Era un secreto a voces en la
ciudad de las diagonales, de esas leyendas urbanas que se transmiten de oreja a
oreja, de generación a generación. Nadie lo acallaba, pero públicamente, nadie
se atrevía a afirmarlo. Pero cada noche, donde las luces se prenden y
bailan de colores, y las fragancias se mezclan con besos de alcohol y otros
excesos, un personaje se robaba las miradas de quienes no esperaban encontrarlo
inmerso en la escenografía lujuriosa de los pubs platenses. En cambio, para los
más frecuentes, los entendidos o y otros pernoctadores, visitar aquel lugar y
no encontrar entre la gente su figura, ya sea bailando o pegado a la barra de
las perdiciones resultaba todo un acontecimiento curioso, y que traía aparejada
una desgracia.

Y él
sabe de desgracias. Más noches de llanto que de baile curtieron la espalda de
este hombre que sobrevivió a la tragedia de perder un hijo. Quizá, razonen psicólogos más adecuos, salir
para él era alejarse un poco de eso, de esas noches donde durmió abrazado a la
almohada que supo cobijar a su hijo, mojada por sus lágrimas mientras rodaba
por el suelo. Siempre, de alguna manera, salió adelante, quizá impulsado por
sus otros hijos o embriagado por su propia esperanza. Porque la noche lo encontraba embriagado muy
rara vez, aunque la frecuentaba todos los días. Así fue en tiempos de estudio
para ser, aseguran, un excelente preparador físico cuyo talento tocó primera.

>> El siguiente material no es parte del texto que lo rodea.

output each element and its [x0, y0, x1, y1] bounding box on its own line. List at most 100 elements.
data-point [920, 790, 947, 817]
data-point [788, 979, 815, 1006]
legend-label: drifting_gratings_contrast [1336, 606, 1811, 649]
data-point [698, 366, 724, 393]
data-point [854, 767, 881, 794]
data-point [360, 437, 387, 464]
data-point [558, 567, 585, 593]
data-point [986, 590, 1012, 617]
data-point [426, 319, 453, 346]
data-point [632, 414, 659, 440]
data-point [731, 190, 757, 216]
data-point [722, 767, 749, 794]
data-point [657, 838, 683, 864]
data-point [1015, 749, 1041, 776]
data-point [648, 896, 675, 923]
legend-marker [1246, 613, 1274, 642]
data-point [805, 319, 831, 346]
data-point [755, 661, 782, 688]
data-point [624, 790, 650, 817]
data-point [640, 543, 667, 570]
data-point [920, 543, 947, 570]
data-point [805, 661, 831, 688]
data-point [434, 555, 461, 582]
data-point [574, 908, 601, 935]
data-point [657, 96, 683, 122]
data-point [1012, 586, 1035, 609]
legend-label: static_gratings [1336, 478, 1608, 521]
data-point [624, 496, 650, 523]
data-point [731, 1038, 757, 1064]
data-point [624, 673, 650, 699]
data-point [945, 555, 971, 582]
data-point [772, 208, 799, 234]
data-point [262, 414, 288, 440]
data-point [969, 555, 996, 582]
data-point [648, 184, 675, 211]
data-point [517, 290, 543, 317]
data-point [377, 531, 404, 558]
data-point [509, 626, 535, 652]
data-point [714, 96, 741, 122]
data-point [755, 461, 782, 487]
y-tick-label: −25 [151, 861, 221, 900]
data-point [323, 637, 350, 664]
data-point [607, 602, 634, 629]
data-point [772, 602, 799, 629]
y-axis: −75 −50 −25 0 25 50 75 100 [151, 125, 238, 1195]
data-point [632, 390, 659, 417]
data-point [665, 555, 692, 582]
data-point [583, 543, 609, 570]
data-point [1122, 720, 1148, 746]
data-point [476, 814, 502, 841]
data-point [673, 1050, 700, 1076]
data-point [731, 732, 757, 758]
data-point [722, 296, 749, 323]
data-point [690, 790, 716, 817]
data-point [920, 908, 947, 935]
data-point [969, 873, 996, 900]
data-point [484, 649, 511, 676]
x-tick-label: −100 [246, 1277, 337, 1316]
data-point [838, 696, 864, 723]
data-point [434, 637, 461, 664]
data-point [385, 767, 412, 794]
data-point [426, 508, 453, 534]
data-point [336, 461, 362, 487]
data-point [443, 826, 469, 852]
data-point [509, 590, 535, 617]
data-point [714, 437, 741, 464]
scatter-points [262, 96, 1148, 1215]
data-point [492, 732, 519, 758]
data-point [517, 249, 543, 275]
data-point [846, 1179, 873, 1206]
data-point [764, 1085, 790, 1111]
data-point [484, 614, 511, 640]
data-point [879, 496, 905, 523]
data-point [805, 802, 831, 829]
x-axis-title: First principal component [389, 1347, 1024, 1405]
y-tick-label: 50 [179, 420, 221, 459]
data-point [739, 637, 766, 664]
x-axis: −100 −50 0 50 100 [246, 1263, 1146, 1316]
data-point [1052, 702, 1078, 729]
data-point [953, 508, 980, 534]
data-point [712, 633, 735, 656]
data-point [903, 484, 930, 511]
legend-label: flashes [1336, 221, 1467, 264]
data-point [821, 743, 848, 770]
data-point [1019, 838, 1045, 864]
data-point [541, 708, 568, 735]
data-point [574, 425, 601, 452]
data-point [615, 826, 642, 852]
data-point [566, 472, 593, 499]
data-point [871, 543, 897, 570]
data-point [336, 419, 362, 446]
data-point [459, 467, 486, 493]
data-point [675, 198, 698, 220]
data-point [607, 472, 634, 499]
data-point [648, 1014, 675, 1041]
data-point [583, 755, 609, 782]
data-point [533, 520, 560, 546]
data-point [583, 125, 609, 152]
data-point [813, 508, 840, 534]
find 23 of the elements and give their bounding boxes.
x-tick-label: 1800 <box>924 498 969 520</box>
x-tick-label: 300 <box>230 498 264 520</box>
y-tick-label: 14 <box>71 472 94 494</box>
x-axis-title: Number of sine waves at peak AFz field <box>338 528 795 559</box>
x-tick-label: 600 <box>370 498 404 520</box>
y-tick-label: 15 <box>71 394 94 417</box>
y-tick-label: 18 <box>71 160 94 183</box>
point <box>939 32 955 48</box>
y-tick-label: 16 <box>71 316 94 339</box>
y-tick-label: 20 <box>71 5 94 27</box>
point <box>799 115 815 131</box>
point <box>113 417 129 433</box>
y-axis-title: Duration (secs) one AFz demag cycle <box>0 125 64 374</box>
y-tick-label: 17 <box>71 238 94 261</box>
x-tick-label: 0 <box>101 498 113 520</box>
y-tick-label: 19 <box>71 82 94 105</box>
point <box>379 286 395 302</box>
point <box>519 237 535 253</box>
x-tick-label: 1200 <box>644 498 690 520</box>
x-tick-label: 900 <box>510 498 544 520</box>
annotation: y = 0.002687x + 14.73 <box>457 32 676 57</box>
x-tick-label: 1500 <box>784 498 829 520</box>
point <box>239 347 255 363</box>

Lejos de alejarlo, la fama lo invadió. Y mientras eso sucedía, su carrera como
entrenador se tejía lenta hasta que cierta madrugada de penas, la renuncia de
Russo y Manera se convirtió en sweater y el cordero se transformó en León, o
mejor dicho en su domador y así comenzó su carrera.
Un
éxito inesperado y un estilo provocador lo catapultaron a la cima de la
consideración técnica del periodismo enfocado a nuestro balompié. Su mayor
acierto, posiblemente el que mantuvo con vida su carrera, fue darle crédito a
un lungo delantero que luego se transformó en el máximo goleador de la historia
de Boca, institución que él asegura siempre estuvo interesada en contratarlo.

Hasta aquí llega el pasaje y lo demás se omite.